Depuis les débuts du singe phénomène, les Folies-Olympiques, selon l’expression consacrée, refusaient du monde. Pour contenter la curiosité de tous les genres de public, en leur permettant de ne point se coudoyer, il avait fallu réserver aux familles une soirée par semaine.

Ces jours-là, la salle présentait un aspect très particulier, car, à côté des enfants venus applaudir l’élève de Goldophin, on voyait les personnalités les plus autorisées du monde savant, médecins et naturalistes, ethnologistes et philosophes, se presser en foule, avides de contempler cette exception qui faussait leurs doctes théories, ou nourrissant la secrète ambition d’expliquer l’énigme vivante.
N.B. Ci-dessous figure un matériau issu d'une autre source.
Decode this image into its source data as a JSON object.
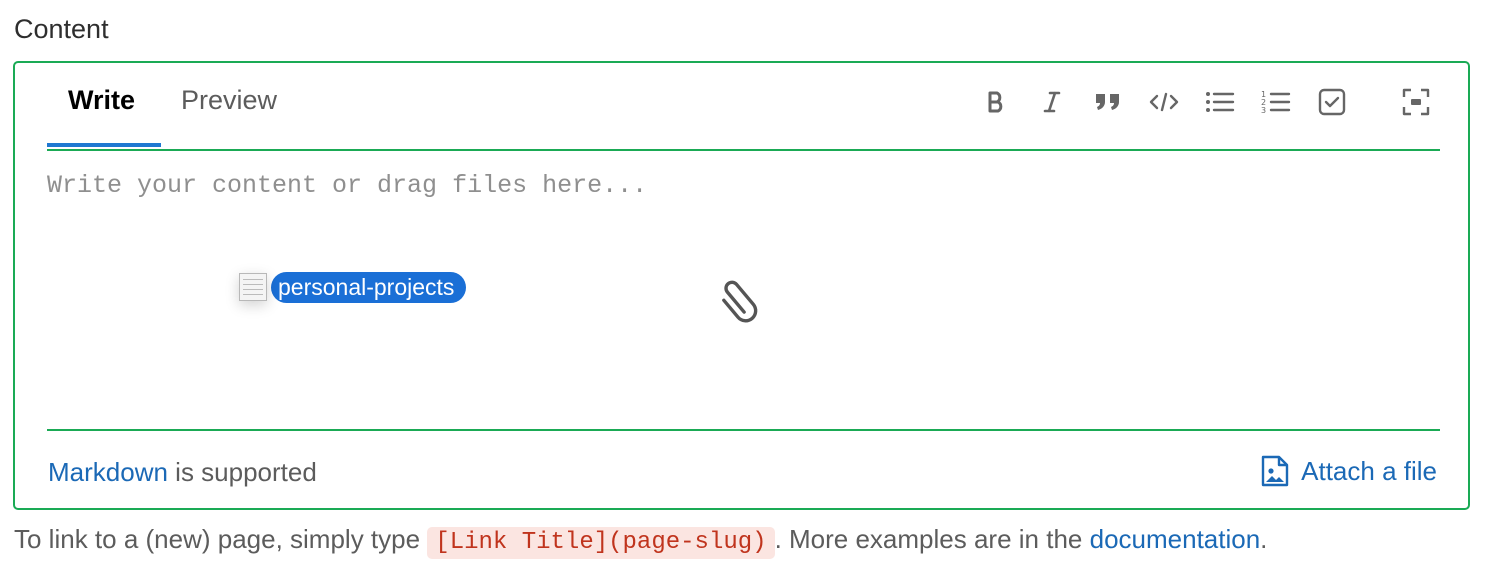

C’est ainsi que les boucles brunes et blondes des babies joufflus et turbulents voisinaient avec les crânes dénudés ou les solennelles perruques blanches d’un bataillon de vieux messieurs, en rupture d’institut, de faculté ou de laboratoire.

Et dès que le rideau se levait, mettant fin aux juvéniles trépignements qui réclamaient « master Charly », tous les yeux, ornés ou non de lunettes ou de binocles, se rivaient sur la scène, stupéfaits par l’extraordinaire apparition.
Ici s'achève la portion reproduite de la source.